Révéler les spécificités de l'ESS rurale

Cédric Szabo est le directeur de l'Association des maires ruraux de France (AMRF), membre du comité de pilotage du projet TRESSONS. Au terme du programme, celui qui a contribué à faire entrer les territoires ruraux dans le spectre de l'économie sociale et solidaire (ESS) apporte son analyse et ses perspectives pour apporter des réponses aux enjeux des communes rurales.

Créée en 1971, l’Association des maires ruraux de France (AMRF) fédère près de 10 000 maires ruraux au sein d’un réseau solidaire, en toute indépendance des pouvoirs et partis politiques. Afin de contribuer au renforcement de l’ESS rurale, l'AMRF a rejoint le projet TRESSONS (Territoires ruraux et ESS : outils et nouvelles synergies) piloté par l’Avise et le RTES avec le soutien du Réseau rural national et du Fonds européen agricole pour le développement rural (FEADER).

Votre perception de l'ESS et de son rôle sur les territoires a-t-elle évolué depuis le lancement du projet en 2018 ?

C’est surtout la perception de l'ESS par l'ensemble des acteurs locaux qui a changé. D'un côté, l'ESS parle à un écosystème rural où l’économie de marché est moins à l’aise, et de l’autre, on voit que l’univers associatif au sens large prend sa part dans les réponses aux besoins de nos habitants (notamment depuis la crise sanitaire). Ces périodes ont révélé que, même si il y a, de fait, des populations fragiles économiquement, elles s’en seraient moins bien sorties sans les collectivités et les associations.

En quoi le projet TRESSONS a-t-il contribué à cette évolution ?

TRESSONS est d'abord une corde de rappel qui permet de prendre conscience que les acteurs d'un même territoire ne sont pas seuls et qu'ils peuvent se fédérer autour d'un mot clé : l’innovation sociale. 

Notre intention était double en intégrant le projet. Le regard sur le monde rural oscille souvent entre la commisération et une bienveillance un peu trop appuyée et peu stimulante - sur le ton de « on sait que c’est difficile ». Nous sommes venus avec l'intention de sensibiliser nos élus au rôle de l’ESS dans les territoires, mais aussi pour faire comprendre les spécificités rurales au monde de l'ESS et que chacun puisse constater que l'on ne fait pas de la politique ESS de la même manière qu'en ville.

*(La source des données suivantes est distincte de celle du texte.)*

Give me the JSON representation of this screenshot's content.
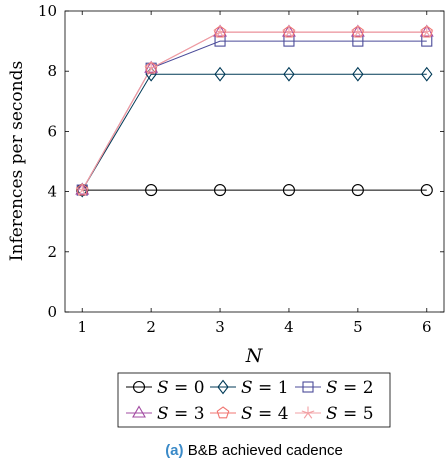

Au final, il y a des livrables attendus pour les élus mais aussi pour les opérateurs de l’ESS. C’est comme cela et ensemble que l'on pourra avancer !

Le programme a permis de relever un manque sur l'ingénierie de projets et un collectif spécifique a été créé, Créa'rural. Comment les élus que vous représentez peuvent-ils y pallier ?

C’est un problème de densité d’acteurs, pas de qualité. La question est de savoir comment l'univers de l'ESS démontre qu'il fait mieux que l'option malthusienne de l'univers public d'Etat et mieux que le privé qui est limité par le coût du premier kilomètre (celui autour du domicile de l’habitant). Autrement dit : comment l’ESS compense la sous-densité par de l’accompagnement qui peut convenir au plus grand nombre 

Quand on regarde les modèles Scop ou Scic, on voit bien que l’ESS est plus poreuse à l’idée de la responsabilité territoriale de l’entreprise. Une piste de solution qui renvoie à TRESSONS : en ayant conscience des difficultés d’ingénérie, on peut engager des mécanismes de solidarité relationnelle que l'on connait dans le modèle communal et qui relève souvent de l'action invisible. Regardez les communes qui ne perçoivent plus certains loyers depuis deux ans. Si des structures ont pu imaginer des actions de solidarités spécifiques, c'est aussi parce que des collectivités ont fait le pas de côté. Voilà typiquement une logique d’entraide qui permet de compenser les fragilités de chacun.

Quel a été le point fort et le point faible de ce programme ?

Le point fort, c'est la passion des acteurs pour créer des connexions.

Le défaut ne relève pas tant du projet TRESSONS que de ce que j'appellerai le syndrome de l’expérimentation. Regardez toutes les expérimentations qui ont fonctionné sans être généralisées pour autant. On pourrait la prolonger sans financement de l’Etat, mais c’est toujours perturbant de voir un système qui vit sur des "coups", des expérimentations sans lendemain.

Quoiqu'il en soit, si le projet a eu pour effet de créer des liens pérennes, c’est un acquis sur lequel on peut désormais travailler ensemble.

Sur quels champs faut-il encore oeuvrer ?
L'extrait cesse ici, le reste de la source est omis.